Pop-up retail — trendy, temporary selling spaces — sprouted in metro Detroit throughout last summer. The crop included clothes, art, and food in locations as ephemeral as summer wildflowers and as solid as skyscrapers and the ground beneath our feet.
CityLoft swept into downtown, backed by Troy’s retail powerhouse Somerset Collection, with the swanky style afforded by such clothiers such as Saks Fifth Avenue, Coach, and Neiman Marcus. In a more grass-roots uprising, Midtown’s 71 Pop opened a permanent space that will give a revolving roster of emerging artists a month-long run to deal their creations. And while some might argue that Eastern Market was the original food-based pop-up (long before it was a trend), Detroit Brunch added vegan food to the mix with a take-out stand followed by a weekend run at Cliff Bell’s.
On the site of the demolished Lafayette Building downtown, the Lafayette Greens community garden took root, courtesy of Compuware.
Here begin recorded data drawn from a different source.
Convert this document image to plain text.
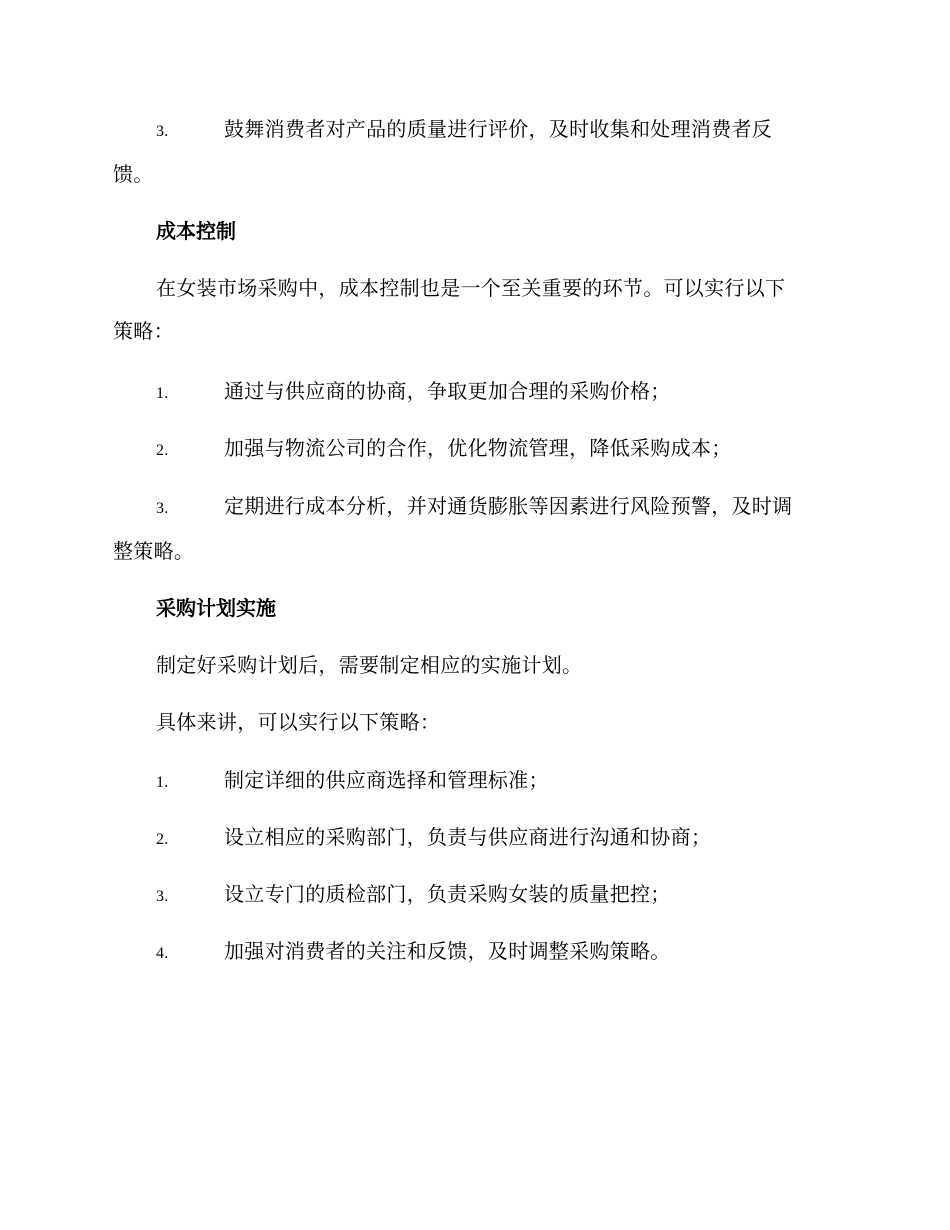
3.	鼓舞消费者对产品的质量进行评价，及时收集和处理消费者反
馈。
成本控制
在女装市场采购中，成本控制也是一个至关重要的环节。可以实行以下
策略：
1.	通过与供应商的协商，争取更加合理的采购价格；
2.	加强与物流公司的合作，优化物流管理，降低采购成本；
3.	定期进行成本分析，并对通货膨胀等因素进行风险预警，及时调
整策略。
采购计划实施
制定好采购计划后，需要制定相应的实施计划。
具体来讲，可以实行以下策略：
1.	制定详细的供应商选择和管理标准；
2.	设立相应的采购部门，负责与供应商进行沟通和协商；
3.	设立专门的质检部门，负责采购女装的质量把控；
4.	加强对消费者的关注和反馈，及时调整采购策略。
Fast-forward to harvest season, when Tashmoo, a German-style biergarten, took up residence for five Sundays at the corner of Van Dyke and Agnes, in Detroit’s West Village neighborhood. The project was led by a couple, Aaron Wagner and Suzanne Vier (of Simply Suzanne Granola), and an all-volunteer task force dedicated to building the tables, benches, and fences from reclaimed materials. Tashmoo neighbors hoped that the new “garten” would grow over the site’s sordid past (it’s adjacent to a tear-down that once housed crime and drugs). On the bright side, they were able to salvage some building materials from the demolition to create the new hot spot.
For many city neighborhoods, a classic watering hole within walking distance is rare. Resident Jim Boyle says Tashmoo was long overdue. Honest John’s move to Midtown left him without a place he could access as a pedestrian without having to cross six lanes of Jefferson Avenue. As the biergarten plan was still coming together with workers anticipating autumn drinking and cornhole playing, the team was already thinking about growth in 2012. They envision three seasons of beer drinking housed under a permanent structure. Until then, the garteners hoped to quench a thirst for local brew — and lore. The brew, served legally through a temporary license, included lagers, IPAs, and porters — from such breweries as Jolly Pumpkin, Bell’s, and MillKing It.
As for the lore, the name Tashmoo came from a steamer that once plied the Detroit River; its engineer lived in the now-demolished house adjacent to the site, which, like many other city plots, is proving to be newly fertile ground — soil where the 2011 crop of pop-ups may already have cast seeds for next year’s growing season.